Islam dan Nilai Kebangsaan

Islam dan Nilai Kebangsaan
Marwan Ja’far  ;    Ketua Fraksi Partai Kebangkitan Bangsa (FPKB) DPR RI,
Ketua Dewan Pembina Gema Saba 
REPUBLIKA, 23 Agustus 2013

Pengakuan seorang orientalis abad ke-19 bernama HAR Gibb tentang Islam dalam karya monumentalnya, Modern Trends in Islam (1978), kiranya layak kita apresiasi kembali. Hal ini penting untuk menguatkan semangat keberagamaan kita sekaligus sebagai perenungan bagi masa depan Islam di Tanah Air. Islam, menurut dia, bukan hanya sebagai agama wahyu yang cuma mencakup ajaran teologi (baca: tauhid) dan ritual (baca: ibadah) semata, melainkan sekaligus meliputi sistem pedoman hidup (way of life) bagi manusia, baik moral, sosial, dan budaya. Dalam konteks negara-bangsa, kesempurnaan Islam tersebut paling tidak telah memunculkan ada nya 3 (tiga) perspektif bagi umat Islam. 

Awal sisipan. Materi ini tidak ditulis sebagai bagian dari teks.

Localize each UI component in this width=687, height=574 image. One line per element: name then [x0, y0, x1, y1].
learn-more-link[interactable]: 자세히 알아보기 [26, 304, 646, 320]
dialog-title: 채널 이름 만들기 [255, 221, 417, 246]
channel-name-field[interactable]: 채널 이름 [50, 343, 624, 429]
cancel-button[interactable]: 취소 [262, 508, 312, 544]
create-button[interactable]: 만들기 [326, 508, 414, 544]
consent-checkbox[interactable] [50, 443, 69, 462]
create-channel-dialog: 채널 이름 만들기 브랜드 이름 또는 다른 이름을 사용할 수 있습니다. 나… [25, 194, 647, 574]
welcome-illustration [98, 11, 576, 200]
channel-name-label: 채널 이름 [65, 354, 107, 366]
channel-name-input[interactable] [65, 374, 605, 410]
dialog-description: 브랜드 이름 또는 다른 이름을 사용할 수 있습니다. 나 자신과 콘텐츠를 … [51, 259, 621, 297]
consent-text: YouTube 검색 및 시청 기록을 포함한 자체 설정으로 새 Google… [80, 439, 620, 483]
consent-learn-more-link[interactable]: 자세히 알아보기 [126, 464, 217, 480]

Pertama, perspektif theo-centries, di mana suatu bangsa hanya menjalankan seluruh ajaran agama sehingga tak memiliki otoritas untuk menentukan tata nilai untuk dijadikan dasar dalam kehidupan bersama. Kedua, perspektif antropho-centries, di mana suatu bangsa sepenuhnya memiliki otoritas untuk menentukan tata nilai untuk dijadikan dasar dalam kehidupan kolektif mereka. Ketiga, perspektif theo-antropho-centries, di mana suatu bangsa memiliki otoritas untuk menentukan tata nilai yang dijadikan dasar dalam kehidupan bernegara dan berbangsa meski tetap berpegang pada otoritas ajaran agama. 

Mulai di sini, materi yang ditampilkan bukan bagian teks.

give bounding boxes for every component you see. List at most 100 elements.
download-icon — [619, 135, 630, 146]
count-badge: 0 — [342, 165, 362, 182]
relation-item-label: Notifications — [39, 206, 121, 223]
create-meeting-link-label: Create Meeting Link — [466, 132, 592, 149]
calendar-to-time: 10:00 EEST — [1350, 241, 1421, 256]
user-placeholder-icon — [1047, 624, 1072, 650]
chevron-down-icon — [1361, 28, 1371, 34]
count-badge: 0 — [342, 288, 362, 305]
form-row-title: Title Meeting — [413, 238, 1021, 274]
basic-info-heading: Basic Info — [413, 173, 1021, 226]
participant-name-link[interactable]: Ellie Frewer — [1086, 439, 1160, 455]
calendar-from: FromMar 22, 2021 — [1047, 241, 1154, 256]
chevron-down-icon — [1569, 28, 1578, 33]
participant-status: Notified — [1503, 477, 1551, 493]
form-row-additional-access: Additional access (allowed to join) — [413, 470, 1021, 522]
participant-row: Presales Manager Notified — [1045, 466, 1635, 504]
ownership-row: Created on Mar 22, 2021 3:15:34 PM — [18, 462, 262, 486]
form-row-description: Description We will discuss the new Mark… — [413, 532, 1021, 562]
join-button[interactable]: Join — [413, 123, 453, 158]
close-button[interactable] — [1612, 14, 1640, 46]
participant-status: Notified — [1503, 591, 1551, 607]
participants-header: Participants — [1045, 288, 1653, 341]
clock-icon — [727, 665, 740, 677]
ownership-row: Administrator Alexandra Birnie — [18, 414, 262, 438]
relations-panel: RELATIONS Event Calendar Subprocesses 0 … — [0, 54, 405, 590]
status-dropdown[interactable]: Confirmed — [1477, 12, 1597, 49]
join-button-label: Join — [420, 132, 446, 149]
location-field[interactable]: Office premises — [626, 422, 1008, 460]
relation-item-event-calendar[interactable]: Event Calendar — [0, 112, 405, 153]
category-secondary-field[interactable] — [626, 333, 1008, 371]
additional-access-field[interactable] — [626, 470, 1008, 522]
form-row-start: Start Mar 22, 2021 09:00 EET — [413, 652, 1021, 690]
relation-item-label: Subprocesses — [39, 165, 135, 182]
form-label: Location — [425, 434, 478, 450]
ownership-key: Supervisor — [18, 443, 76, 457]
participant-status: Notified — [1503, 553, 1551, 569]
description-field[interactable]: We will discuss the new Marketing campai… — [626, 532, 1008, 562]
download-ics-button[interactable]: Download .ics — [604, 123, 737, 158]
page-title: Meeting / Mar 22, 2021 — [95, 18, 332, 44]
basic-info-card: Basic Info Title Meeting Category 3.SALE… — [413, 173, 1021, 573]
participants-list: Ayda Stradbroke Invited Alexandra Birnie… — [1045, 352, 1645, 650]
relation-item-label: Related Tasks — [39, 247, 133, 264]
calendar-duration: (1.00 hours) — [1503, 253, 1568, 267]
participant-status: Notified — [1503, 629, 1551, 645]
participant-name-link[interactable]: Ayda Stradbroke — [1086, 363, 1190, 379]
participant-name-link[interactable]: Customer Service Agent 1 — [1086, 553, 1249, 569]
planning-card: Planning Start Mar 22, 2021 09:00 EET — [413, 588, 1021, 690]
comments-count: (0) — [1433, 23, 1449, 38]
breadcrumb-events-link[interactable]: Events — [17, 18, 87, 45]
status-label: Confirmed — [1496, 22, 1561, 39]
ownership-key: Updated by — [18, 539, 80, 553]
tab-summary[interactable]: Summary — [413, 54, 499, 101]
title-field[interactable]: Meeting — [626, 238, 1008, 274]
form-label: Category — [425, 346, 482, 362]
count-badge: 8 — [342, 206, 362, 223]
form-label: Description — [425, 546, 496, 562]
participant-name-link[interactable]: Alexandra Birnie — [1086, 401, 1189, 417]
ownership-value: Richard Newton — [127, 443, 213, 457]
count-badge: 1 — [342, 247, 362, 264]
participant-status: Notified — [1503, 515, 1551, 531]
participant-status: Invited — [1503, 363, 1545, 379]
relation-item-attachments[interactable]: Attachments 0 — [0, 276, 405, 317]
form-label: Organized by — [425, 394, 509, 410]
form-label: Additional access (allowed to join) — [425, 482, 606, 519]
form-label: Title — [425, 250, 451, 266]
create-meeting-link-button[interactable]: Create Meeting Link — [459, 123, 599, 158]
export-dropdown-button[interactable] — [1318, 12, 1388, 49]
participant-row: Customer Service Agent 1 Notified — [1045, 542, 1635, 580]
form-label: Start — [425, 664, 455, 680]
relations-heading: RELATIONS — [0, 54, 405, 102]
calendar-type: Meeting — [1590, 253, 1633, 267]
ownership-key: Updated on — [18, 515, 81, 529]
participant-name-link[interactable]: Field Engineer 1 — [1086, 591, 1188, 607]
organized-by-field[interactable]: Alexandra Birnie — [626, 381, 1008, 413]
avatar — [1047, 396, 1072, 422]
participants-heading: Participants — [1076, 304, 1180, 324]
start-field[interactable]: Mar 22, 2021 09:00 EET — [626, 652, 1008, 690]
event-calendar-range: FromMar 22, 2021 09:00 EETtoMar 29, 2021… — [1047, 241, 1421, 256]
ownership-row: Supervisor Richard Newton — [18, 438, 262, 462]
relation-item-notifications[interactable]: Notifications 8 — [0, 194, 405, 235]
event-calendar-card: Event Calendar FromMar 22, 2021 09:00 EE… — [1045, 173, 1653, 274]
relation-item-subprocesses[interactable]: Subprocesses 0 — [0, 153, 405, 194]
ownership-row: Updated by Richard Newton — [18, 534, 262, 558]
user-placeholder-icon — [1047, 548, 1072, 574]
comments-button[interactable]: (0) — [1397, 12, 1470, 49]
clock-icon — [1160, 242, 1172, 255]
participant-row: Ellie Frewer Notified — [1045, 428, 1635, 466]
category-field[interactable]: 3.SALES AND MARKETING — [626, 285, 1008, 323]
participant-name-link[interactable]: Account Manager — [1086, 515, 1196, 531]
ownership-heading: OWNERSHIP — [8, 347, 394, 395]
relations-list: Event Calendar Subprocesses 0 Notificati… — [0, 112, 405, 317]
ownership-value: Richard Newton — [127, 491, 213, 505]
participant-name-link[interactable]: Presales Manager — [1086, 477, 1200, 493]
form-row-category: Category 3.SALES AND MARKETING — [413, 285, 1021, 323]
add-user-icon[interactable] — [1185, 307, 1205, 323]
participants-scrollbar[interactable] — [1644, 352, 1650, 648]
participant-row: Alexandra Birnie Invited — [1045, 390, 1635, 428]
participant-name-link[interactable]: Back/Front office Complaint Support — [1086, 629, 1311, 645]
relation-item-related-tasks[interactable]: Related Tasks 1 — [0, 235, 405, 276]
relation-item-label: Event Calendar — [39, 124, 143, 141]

Dari perspektif tersebut, melahirkan berbagai tipologi, sistem, dan bentuk negara yang dianut oleh masing-masing bangsa. Secara garis besar, dapat dikategorikan menjadi 2 (dua) hal, yakni: negara agama dan negara sekuler. 

Konteks Indonesia

Dalam konteks Indonesia, ternyata para pendiri negara dalam menentukan bentuk, sistem, dan dasar negara mengalami proses yang cukup panjang.
Berbagai argumen pun mengemuka. Para pendiri negara ternyata lebih cenderung manggunakan perspektif theo-antropho-centries. Hasil dari rumusan perspektif tersebut akhirnya menjadi dasar negara bahwa Indonesia menganut sistem demokrasi dan dasar negara yang dipakai adalah Pancasila.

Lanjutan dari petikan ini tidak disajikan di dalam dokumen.